The Greek crisis is a tragic gift that keeps on giving.  The Troika refuses to give up on its tried and failed formula of austerity and raising taxes.  While no one disputes that, under normal circumstances, it makes sense for a debtor to cut back on expenses and increase income in order to pay off that debt, it’s become clear to everyone that we are 5 years into a very extraordinary situation and we need new solutions.

I have two primary reactions to the way things are unfolding.  First, and very simply, it does not make sense for so much of the pain to fall on the debtor.  One of the primary motivations to force debtors to pay back debts is to ensure confidence that debts will be honored.  This serves both to encourage creditors to lend, and also to signal to future borrowers to borrow responsibly and within their means.  There is a flipside to this picture that has not been sufficiently emphasized: how do we encourage creditors lend responsibly?  There has been almost no attention paid to this aspect, both in the Euro crisis and the US financial crisis.  After all, it takes two to make a bad loan.  When that loan is made poorly, why should the borrower bear the brunt of the pain?  In Europe, alas, I fear the answer is that might makes right: since the creditors were French and German banks, the French and German governments made sure that they would be paid back.  I doubt the situation would be as dramatic if it were Greek banks lending to Greek debtors or French banks lending to French debtors.

The second reaction is to ask what if we step back and think about what is going on in “real economy” terms?  Namely, what do all the debts, defaults, and bailouts mean when we strip away the financial language and think about what it means from a real economy point of view.  After all, the point of finance is to allocate resources in the real economy.

First, the debt: because Greece is in debt, this means that the Greece must produce enough, say, olive oil, sunshine and beaches to make up for it.  The production doesn’t have to be directly for the benefit of the creditors (though there has to be a chain of people willing to pay for the production that ends at the creditors).  The key point is that if Greece is doesn’t produce enough stuff, especially stuff that (at least indirectly) are of value to its creditors, it will never be able to pay off its debts.

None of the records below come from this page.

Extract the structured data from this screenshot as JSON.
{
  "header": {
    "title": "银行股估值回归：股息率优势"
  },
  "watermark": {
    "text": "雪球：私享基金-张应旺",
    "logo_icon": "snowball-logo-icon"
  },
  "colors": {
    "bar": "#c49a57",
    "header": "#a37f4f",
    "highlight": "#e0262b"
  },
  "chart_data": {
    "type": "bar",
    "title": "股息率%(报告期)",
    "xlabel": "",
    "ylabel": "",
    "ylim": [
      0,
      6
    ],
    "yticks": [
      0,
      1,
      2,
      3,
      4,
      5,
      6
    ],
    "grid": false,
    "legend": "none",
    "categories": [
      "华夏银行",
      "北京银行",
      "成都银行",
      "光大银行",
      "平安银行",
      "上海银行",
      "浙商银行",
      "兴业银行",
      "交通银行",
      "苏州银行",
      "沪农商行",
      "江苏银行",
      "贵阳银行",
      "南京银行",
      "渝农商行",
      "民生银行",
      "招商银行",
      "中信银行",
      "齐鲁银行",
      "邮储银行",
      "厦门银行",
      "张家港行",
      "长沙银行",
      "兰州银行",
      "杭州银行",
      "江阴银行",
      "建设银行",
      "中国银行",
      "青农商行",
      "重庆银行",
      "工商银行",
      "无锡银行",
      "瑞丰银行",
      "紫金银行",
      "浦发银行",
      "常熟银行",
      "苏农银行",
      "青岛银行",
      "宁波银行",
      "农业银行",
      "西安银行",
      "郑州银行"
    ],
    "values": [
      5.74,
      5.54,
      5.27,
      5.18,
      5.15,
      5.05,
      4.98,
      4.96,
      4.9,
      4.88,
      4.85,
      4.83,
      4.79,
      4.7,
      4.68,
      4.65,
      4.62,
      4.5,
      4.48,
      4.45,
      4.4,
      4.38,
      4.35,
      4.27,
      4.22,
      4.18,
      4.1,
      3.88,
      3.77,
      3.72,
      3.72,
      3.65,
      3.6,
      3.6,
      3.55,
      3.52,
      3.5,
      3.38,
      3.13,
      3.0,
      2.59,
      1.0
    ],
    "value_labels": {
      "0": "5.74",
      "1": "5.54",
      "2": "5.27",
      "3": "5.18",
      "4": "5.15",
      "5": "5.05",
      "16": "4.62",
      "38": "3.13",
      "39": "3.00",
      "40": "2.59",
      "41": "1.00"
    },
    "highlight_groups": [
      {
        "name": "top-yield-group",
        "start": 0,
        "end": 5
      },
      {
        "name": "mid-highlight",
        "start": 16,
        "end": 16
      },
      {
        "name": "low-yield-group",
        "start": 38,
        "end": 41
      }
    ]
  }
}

Next, the austerity: by cutting back on government expenditures, fewer things are being produced for the government.  This, in theory, frees up the resources that were being used to, say, staff unpopular museums and redirect them to produce olive oil, sunshine, and beaches.  But this is simplistic and ignores the two-sided nature of the economic activity: in order for production to occur, someone needs to demand it.  There isn’t enough alternative demand for Greek production to replace the government expenditures, and so the productive capacity is just sitting idle instead of working to pay off the debt.

Finally, the tax hikes: money is the ability to demand production.  In private Greek hands it would most likely be used to incite more production of olive oil, sunshine, and beaches.  But by collecting more taxes and using it to pay off debts, the Greek government is taking this ability and giving it to its creditors.  Now if the creditors were using this to buy olive oil, sunshine, and beaches then this may be productive, but since the creditors are largely foreign and at this point largely inter-governmental agencies, this is not the case.  This spawns a vicious cycle in concert with austerity: austerity decreases production for the benefit of government, and tax hikes decrease production for the benefit of the private sector.  It’s clear that this does not lead to a happy outcome.

Some conclusions to draw from this thought experiment:

  • A purely financial solution to this crisis will always fail.  Something must be done to increase demand for Greek production.  Without that, there is no way out.
    • Interestingly, this is why bailouts are typically accompanied by currency devaluations.  This devaluation causes an increase in demand to counteract the austerity.  Obviously, that’s not an option in the current situation.
    • This is the biggest missed opportunity.  No attention in any of these negotiations, as far as I can tell, is being devoted to how to increase demand for Greek production.
  • One should never ever ever ever think about these things in same terms as we think about individual debts.  With individual debts, the demand for individual production typically remains constant regardless of your expenditures.  (Demand for individual production means your employability, which is reflected in your salary.  Your salary doesn’t drop when you tighten your belt to pay off your debts.)  But this is totally different from the macro-economic case of sovereign debt and austerity.

Addendum: obviously there are other aspects that I’m not discussing like the terrible tax collection situation.  These are serious problems that must also be addressed, but they are less economic and more operational/cultural in nature and so require a different kind of solution.  I also think that, while tax evasion might have helped drag Greece into the current situation, solving it alone will not come close to solving the problem.